The whole thing started with over 40 pitches (75% of the participants pitched), ideas ranging from crowdsourcing for causes, to a security app to help in dangerous neighborhoods around Caracas. The group settled on their favorite ideas and teams formed around them. The next 54 hours flew by and before I knew it, the teams were pitching their ideas and what they had accomplished to a panel of top notch judges.
Throughout the event I was fortunate enough to meet many of the passionate attendees, most of whom expressed their excitement over the event and wanted to talk to me about one of two things: Their idea and/or what I thought their event, the Caracas edition vs. others. At the time I had only half -baked answers that I struggled to articulate in Spanish, but sitting here now I can answer the question of how Caracas was different.
The most notable difference I found between people at this event vs. events elsewhere, was that the participants seemed to be motivated to be there just as much by their own entrepreneurial dreams as they were by doing something for their country and future entrepreneurs. They were very aware that just their presence at an event like this was in some small way, contributing toward the betterment of the entrepreneurial ecosystem in Venezuela. There was a selflessness and sense of camaraderie that I don’t think you get to see very often and it was a wonderful and motivating experience.
The usual things happened after that: a winner was named, teams celebrated, we drank together and talked- from the outside, a normal looking event. It wasn’t though, there was definitely that magic, a magic we strive to have at every event, but which at some, like Caracas, is just simply overwhelming.
It’s the magic that allows you to see, in one weekend, people truly become entrepreneurs; the magic that gives people the belief that they can really make a difference for themselves and others. It’s intoxicating and something I personally hadn’t had the chance to experience before, but the reason I know I love being a part of this world of entrepreneurship.
Unfortunately, there isn’t really a good way to conclude this story, probably because this is really just the beginning of story that is in full swing. A story where people in Venezuela are taking control against the odds and where entrepreneurs are helping not only themselves, but others around them take the reins of their own life through entrepreneurship. If it helps, consider this the foreword or introduction to the amazing things that unfold next.
Buenas noches, tengo sueno.
I have a lot of people to thank for this experience, not all of whom I’m going to be able to name. I have to start with Elizabeth Villareal. She was the first one I got to talk to about the event in Caracas and she not only put up with my bad Spanish for 5 days, she also fed and housed me the entire time.

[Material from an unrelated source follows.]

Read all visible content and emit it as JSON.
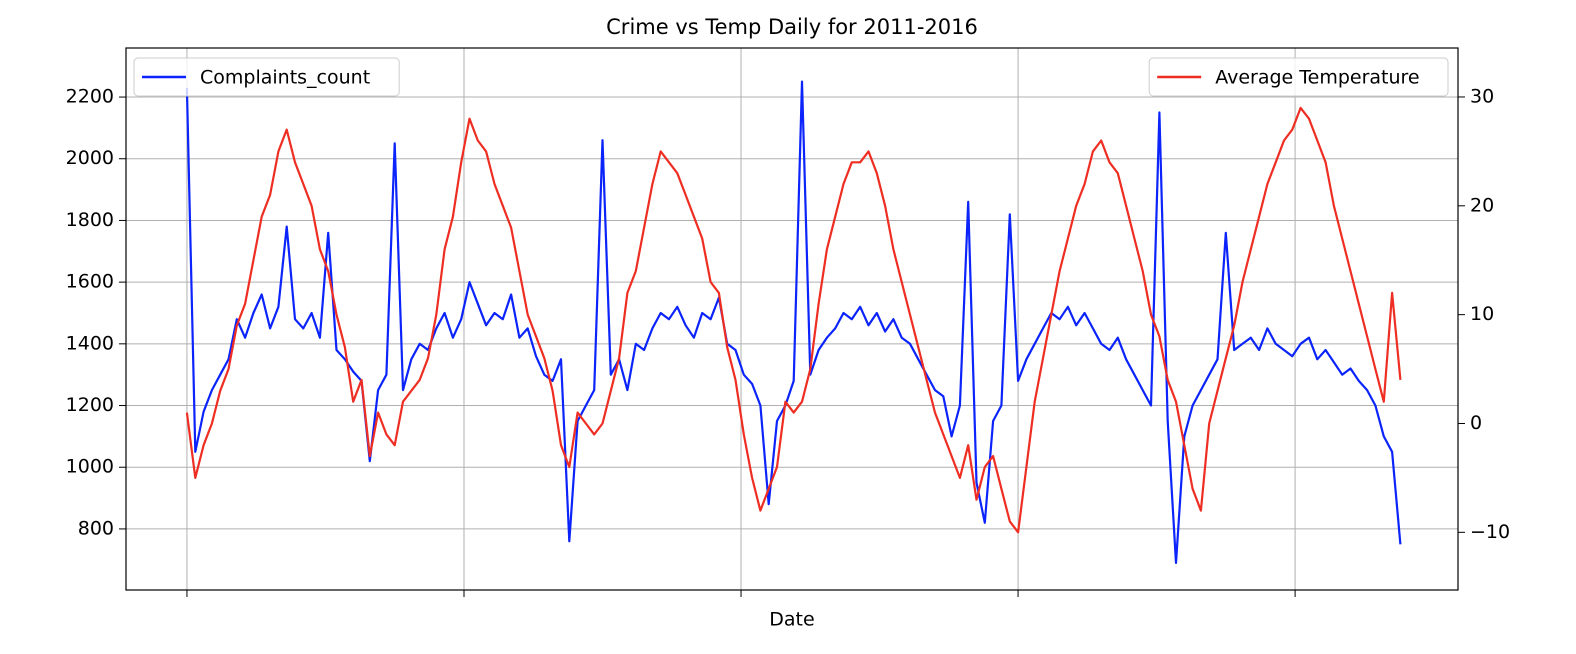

She made arrangements to have someone get me at the airport, she taught me new words, took me to see Caracas, shared new music and local foods with me, and made me feel welcome and comfortable the whole time. She and the Organizing team pulled off an amazing event, it was top notch in every way. Caracas’ first Startup Weekend did their country proud and I look forward to watching the ecosystem there continue to develop and strengthen. Muchas gracias Elizabeth!

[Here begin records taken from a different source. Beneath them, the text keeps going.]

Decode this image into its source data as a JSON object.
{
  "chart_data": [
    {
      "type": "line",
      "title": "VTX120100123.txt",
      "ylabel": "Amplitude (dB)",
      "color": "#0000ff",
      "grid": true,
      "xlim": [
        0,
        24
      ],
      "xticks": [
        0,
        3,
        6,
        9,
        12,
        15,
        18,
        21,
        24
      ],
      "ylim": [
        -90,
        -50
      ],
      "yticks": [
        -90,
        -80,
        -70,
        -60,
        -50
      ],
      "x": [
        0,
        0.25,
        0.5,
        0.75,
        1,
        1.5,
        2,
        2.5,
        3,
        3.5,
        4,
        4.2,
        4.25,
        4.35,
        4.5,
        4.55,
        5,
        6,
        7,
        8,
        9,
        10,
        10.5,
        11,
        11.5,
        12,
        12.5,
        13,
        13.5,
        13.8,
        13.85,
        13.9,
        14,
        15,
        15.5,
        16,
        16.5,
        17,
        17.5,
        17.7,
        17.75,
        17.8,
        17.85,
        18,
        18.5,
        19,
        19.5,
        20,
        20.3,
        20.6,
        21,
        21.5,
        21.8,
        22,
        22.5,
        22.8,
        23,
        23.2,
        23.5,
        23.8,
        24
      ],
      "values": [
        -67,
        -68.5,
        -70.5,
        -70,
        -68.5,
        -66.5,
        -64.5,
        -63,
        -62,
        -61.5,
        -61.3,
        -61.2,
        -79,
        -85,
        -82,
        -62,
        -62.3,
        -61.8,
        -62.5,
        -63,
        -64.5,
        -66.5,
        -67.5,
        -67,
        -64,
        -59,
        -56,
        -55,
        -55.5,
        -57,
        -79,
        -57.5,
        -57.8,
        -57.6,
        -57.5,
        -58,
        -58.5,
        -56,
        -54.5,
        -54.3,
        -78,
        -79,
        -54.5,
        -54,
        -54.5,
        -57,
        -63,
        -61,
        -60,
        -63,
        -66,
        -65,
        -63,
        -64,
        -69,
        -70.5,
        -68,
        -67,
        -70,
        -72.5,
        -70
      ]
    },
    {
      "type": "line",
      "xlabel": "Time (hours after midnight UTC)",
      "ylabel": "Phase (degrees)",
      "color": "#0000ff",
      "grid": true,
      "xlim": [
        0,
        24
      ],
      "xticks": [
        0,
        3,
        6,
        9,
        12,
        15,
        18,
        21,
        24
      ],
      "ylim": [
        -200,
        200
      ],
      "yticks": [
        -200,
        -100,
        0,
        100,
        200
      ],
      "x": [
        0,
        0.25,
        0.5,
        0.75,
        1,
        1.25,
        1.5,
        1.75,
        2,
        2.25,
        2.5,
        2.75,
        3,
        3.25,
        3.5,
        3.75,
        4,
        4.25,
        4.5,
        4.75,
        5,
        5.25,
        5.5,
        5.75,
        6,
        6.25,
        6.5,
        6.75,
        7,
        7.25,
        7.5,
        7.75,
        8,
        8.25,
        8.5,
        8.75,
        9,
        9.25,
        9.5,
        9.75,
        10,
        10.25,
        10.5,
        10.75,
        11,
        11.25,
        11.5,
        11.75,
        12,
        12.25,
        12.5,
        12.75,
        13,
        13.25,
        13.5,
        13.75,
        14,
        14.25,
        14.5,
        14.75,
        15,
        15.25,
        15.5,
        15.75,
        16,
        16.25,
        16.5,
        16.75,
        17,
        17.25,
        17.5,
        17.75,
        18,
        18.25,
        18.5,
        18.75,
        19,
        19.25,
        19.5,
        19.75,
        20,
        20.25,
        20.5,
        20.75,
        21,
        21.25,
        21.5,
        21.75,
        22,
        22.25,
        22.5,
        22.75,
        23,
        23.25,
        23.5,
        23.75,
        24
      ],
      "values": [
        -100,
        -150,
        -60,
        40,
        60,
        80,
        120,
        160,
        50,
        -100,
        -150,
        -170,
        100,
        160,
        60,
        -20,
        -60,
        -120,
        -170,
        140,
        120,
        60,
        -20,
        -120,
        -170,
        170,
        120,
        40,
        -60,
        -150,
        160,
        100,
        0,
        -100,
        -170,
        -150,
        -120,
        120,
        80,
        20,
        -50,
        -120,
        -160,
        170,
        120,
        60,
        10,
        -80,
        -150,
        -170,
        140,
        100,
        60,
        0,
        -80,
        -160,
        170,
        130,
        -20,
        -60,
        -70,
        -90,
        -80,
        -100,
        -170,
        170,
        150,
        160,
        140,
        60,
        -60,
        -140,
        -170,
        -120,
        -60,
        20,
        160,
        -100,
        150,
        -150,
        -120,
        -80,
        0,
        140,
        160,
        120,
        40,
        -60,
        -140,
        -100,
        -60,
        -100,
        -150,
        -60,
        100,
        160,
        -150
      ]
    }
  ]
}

I also want to thank everyone at Wayra for not only sponsoring my trip down to Caracas, but also for allowing me to talk about Startup Weekend, welcoming me to their beautiful offices, for all their help putting on the event, and being a great champion of entrepreneurship in Venezuela. Startup Weekend and Wayra will be good friends for a long time I think.
I also want to thank the entire Organizing team, the staff at Accedde, the great coaches and mentors who gave their time, the judges, everyone who taught me a new word or went back and forth in English to help me, the passionate attendees who inspired and reminded me of everything great about entrepreneurship, and most of all, everyone who brought their passion and really made this something useful, inspirational, and educational for everyone involved.